The tax proposes an increase in the rate from the current five per cent to 12.5 per cent and is expected to contribute Sh37 billion worth of new revenue to the current financial year.

It is also expected to lead reduced income by people selling land, buildings, securities and intangible assets.

They said the tax will tend to be deceptive as a large component of the gain is due to an inflationary price increase for assets held over many years.

“Property investors feel that the income earned to make the investment was already subject to a tax,” the memorandum said.

In the fiscal year 2018/2019, Kenya Revenue Authority estimated to have collected Sh1.9 billion, an equivalent of Sh160 million per month, from CGT against and annual target of Sh6.9 billion.

The three petitioners said the records on acquisition costs and other allowable expenses on properties subject to CGT were not well preserved.

They claim the administrative challenges have resulted in numerous court cases filed against KRA by Kenya Association of Investment Banks, Kenya Bankers Association and Law Society of Kenya.

They added that the contentious matters are lack of public participation before introduction of the law, responsibility for payment of CGT on auctioned properties by banks and simultaneous payment of stamp duty and CGT.

“Give its very low-performance rate on tax revenue, it is, therefore, a distort tax with numerous administrative exemptions,” it added.

We recommend it be held at the current level until the above.” 

They also said that it is a “voluntary” tax, therefore only when a taxpayer chooses to dispose of assets may tax be payable in respect of those assets.

In its four years of implementation, the tax has been exempting areas such as sale of land whose transfer value is less than Sh3 million, sale of agricultural land outside a municipality or gazetted townships of less than 50 acres.

Transfer of securities listed on the Nairobi Securities Exchange are also exempted.

Private equity investments, are not levied CGT as most of the funds are based in Mauritius, which already has a double taxation treaty with Kenya and also does not levy CGT.

If the tax get parliament approvals given that it is one of the proposal in the finance bill 2019, it will also exempt transfer of property that is necessitated by corporate entities restructuring their operations for efficiency and market penetration.

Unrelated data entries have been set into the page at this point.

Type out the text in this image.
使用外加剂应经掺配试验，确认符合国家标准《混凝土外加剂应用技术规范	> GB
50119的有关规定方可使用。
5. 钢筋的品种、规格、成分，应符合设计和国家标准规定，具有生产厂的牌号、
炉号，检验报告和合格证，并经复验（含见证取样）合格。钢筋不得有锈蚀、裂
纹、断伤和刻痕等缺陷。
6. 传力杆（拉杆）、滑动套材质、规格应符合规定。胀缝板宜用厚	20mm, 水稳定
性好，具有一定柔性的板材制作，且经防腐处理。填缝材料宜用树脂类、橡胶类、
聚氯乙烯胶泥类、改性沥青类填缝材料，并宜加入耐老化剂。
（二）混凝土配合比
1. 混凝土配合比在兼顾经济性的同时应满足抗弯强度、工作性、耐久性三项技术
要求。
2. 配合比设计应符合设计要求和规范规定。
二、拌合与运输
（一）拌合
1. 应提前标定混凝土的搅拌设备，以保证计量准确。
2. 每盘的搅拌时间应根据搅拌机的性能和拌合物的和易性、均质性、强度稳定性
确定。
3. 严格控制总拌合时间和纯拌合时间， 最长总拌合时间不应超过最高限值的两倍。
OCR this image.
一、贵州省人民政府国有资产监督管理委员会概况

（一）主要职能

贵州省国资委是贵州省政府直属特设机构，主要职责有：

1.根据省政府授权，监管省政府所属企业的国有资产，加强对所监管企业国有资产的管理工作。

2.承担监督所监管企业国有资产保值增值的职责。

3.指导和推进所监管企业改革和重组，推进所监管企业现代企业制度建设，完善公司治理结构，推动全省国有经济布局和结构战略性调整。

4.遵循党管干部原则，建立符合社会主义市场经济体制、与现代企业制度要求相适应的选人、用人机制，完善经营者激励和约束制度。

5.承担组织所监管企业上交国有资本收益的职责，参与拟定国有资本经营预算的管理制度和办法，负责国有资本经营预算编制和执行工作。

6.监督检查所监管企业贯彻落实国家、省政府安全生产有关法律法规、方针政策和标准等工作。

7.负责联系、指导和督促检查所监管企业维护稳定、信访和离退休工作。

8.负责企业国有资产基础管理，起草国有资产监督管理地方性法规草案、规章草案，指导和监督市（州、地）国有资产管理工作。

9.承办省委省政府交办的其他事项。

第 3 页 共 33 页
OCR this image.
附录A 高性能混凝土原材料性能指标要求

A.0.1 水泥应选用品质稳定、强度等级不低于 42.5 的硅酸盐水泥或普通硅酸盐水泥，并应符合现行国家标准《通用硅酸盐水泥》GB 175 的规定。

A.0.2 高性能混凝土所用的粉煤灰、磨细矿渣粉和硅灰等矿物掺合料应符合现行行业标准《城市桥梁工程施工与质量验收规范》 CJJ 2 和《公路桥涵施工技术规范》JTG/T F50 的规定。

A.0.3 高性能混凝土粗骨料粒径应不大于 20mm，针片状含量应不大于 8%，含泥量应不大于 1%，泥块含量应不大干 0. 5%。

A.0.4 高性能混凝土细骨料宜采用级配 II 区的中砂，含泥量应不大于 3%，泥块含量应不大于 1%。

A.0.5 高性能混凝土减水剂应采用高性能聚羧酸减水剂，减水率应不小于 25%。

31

“CGT tax revenue benefit to the government is most times outweighed by the disadvantages of imposing CGT unless the government introduces numerous exemptions and thus never realises the tax revenue targeted,” they added.

The tax was introduced during the presentation of Budget statement for the 2019/2020 with National Treasury cabinet secretary Henry Rotich with the aim to promote equity in taxation by ensuring fair sharing of the tax burden.

Rotich also said the review would harmonize the rate with other jurisdictions, including the East Africa Community region, where the rate ranges from 20 per cent to 30 per cent.

Kenya has the lowest rate in the region compared to countries such as Uganda, South Africa, Nigeria and Mauritius with 30 per cent, 40 per cent, 10 per cent and 0 respectively.

CGT was first introduced in 1975 and then suspended in 1985 to attract investment in both real estate and stock market and facilitate growth in property market.

It was however, reintroduced in 2006 but the proposal did not succeed.

The successful attempt was made in 2014 via the Finance Act, proposing the CGT at a rate of 5 per cent effective from January 1 2015.